One day, village women thank the president for fixing their water supplies; the next, he is personally pulling a more middle-aged woman through a flash flood.
(A photo depicting the latter scene was posted on Facebook by the Russian journal Snob.ru next to a still of Russian President Vladimir Putin thoughtfully observing flood damage from the safety of his plane. The two pictures have been madly debated, with some crediting Misha for getting his feet wet for the people, and others defending Putin's drier ways. )
Whether or not the old ladies are truly happy to see their president, the encounters are a syrupy standard for Georgia's national broadcasters, and one that no government would want to see go awry in an election year.
But when they do, leave it to the president to turn them around into another bebia-hugging success.

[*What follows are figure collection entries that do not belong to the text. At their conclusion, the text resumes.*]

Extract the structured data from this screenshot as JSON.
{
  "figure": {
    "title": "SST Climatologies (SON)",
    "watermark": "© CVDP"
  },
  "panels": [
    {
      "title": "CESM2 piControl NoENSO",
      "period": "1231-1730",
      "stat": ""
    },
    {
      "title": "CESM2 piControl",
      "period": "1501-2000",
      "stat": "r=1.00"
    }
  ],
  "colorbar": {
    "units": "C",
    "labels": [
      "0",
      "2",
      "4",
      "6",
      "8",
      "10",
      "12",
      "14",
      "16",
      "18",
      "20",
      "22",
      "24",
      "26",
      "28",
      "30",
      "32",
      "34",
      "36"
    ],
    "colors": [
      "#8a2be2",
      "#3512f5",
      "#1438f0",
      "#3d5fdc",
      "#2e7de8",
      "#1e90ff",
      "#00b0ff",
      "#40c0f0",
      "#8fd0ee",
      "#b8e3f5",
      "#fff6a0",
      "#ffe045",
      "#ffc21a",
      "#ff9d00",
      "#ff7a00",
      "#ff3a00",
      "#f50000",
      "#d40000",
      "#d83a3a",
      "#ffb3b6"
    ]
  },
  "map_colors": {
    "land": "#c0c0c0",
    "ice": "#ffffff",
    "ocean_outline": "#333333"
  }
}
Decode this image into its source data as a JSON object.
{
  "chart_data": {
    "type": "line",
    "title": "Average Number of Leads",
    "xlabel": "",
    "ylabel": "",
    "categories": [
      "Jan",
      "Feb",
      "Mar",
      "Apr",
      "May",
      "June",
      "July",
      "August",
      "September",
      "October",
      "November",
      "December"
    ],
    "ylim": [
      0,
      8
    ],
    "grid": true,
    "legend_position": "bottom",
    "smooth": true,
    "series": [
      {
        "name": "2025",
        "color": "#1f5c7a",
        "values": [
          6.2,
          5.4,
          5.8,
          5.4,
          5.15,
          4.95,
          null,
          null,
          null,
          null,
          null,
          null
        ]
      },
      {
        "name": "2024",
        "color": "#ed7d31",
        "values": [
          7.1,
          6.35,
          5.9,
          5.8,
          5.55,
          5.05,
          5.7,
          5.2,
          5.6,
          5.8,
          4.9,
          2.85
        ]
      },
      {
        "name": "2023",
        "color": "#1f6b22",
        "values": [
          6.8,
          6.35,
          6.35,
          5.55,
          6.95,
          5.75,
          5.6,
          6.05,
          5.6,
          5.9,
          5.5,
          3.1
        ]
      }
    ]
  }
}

Case in point: At a July 24 event in western Georgia, Roza Tskabelia, a poverty-stricken local, tried to approach Saakashvili to tell him about her plight. Opposition-minded TV cameras filmed two plainclothesmen crudely dragging the struggling woman away. The video was aired on TV and went viral online, with Internet users demanding the men's punishment.
Yet just as the president’s opponents were going to town with the video, Misha, the presidential PR cameras rolling, visited Tskabelia, apologized to her, promised aid, and . . . ended with a hug. Tskabelia’s attackers were arrested on July 25, and a local police officer was fired for neglect of duty.
A sign of media checking abuses of power or of a politically savvy president who knows a PR cue when he sees one?
Whatever the answer, the incident emphasized the critical need in a Georgian election year for TV news outlets that do more than passively transmit images.
Opposition-minded stations have a Misha mania, too, blaming him for everything from natural disasters to unhappy marriages.
If Georgia's television channels ever troubled themselves actually to report, and reason about what they show, the country, old ladies included, could only benefit. Now that would be something to hug about.